Cloud-based businesses are seen as one of the major growth areas in IT in the next few years. Since cloud computing and storage is done remotely over the internet, rather than on a company’s servers, there is a greater flexibility for staff in terms of where they work from, and for businesses in terms of how much storage or computing power they need.
Cisco said the acquisition is expected to close by February, and that it is subject to regulatory approval. “The acquisition of Meraki enables Cisco to make simple, secure, cloud-managed networks available to our global customer base of midsized businesses and enterprises,” said Rob Soderbery, senior vice president of Cisco Enterprise Networking Group.
“These companies have the same IT needs as larger organisations, but without the resources to integrate complex IT solutions.”

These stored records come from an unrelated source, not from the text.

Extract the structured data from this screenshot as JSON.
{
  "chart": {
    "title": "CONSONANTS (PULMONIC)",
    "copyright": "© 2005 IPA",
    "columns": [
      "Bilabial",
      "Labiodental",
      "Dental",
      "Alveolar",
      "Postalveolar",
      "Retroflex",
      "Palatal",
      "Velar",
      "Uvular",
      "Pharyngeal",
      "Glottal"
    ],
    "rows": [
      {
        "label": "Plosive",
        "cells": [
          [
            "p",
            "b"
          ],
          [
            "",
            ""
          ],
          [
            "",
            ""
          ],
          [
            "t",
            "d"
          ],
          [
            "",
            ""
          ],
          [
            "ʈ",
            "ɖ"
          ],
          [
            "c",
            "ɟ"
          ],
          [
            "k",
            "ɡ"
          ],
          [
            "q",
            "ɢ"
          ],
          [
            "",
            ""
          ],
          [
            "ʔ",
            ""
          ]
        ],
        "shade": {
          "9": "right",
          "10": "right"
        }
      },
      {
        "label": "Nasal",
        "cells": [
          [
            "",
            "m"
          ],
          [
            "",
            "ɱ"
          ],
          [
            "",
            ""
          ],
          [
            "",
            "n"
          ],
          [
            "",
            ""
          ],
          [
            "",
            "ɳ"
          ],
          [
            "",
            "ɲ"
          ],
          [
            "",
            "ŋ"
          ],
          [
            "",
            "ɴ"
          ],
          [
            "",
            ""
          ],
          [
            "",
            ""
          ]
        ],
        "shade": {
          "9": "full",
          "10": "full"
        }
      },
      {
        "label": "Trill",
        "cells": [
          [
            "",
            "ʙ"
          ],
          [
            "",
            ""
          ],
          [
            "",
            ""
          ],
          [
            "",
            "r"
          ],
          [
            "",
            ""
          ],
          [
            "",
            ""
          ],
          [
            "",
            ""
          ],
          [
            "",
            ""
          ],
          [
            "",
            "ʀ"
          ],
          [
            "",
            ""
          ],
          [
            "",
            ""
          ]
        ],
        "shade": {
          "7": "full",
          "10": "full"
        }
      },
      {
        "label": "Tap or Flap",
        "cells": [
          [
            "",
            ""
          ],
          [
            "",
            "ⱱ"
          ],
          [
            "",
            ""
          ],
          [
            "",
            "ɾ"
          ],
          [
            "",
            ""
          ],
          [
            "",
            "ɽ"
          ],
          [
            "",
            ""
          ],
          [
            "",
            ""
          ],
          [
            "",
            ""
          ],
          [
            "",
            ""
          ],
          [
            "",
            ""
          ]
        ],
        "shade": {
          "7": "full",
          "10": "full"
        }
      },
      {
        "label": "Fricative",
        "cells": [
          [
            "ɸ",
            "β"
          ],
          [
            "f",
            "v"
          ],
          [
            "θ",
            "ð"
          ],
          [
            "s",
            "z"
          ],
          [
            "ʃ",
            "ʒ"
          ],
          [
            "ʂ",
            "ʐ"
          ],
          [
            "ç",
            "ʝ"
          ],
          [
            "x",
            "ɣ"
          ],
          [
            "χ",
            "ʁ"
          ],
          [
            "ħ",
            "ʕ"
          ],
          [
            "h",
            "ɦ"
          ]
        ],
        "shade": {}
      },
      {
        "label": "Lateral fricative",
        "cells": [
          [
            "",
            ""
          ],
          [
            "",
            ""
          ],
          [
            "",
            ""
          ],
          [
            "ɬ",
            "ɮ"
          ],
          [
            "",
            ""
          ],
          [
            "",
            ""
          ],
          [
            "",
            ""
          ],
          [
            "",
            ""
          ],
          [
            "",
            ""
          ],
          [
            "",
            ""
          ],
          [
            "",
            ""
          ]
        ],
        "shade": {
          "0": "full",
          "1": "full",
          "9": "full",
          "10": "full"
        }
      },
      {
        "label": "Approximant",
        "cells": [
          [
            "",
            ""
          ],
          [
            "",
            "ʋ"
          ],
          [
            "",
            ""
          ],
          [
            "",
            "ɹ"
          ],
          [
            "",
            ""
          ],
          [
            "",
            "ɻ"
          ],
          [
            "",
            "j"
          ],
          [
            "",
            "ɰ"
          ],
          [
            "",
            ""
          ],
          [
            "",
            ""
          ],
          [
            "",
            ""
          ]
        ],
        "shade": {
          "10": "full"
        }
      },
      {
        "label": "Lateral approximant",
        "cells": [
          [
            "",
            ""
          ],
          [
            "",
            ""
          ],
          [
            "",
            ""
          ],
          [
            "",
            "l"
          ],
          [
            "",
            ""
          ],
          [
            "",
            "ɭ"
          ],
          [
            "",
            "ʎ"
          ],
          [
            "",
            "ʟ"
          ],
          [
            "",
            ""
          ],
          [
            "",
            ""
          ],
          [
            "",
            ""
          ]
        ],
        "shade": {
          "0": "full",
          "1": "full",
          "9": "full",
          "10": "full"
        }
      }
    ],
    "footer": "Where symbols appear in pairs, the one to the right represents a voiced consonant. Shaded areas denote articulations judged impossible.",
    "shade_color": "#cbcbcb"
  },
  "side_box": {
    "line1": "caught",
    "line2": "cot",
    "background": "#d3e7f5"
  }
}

Meraki – which was founded in 2006 by postgraduates at the Massachusetts Institute of Technology – has backers including Google and a host of venture capital firms.
Cisco’s shares rose around 1.5 per cent yesterday on the news. “This is a very logical move for Cisco,” said Zeus Kerravala of tech analysts ZK research, who added that the deal will enable Cisco to outflank its competitors in the small-to-medium-sized cloud computing space.
Cisco, formed in 1984, is looking to expand into cloud services as it faces increased competition in its networking equipment business from the likes of China’s Huawei.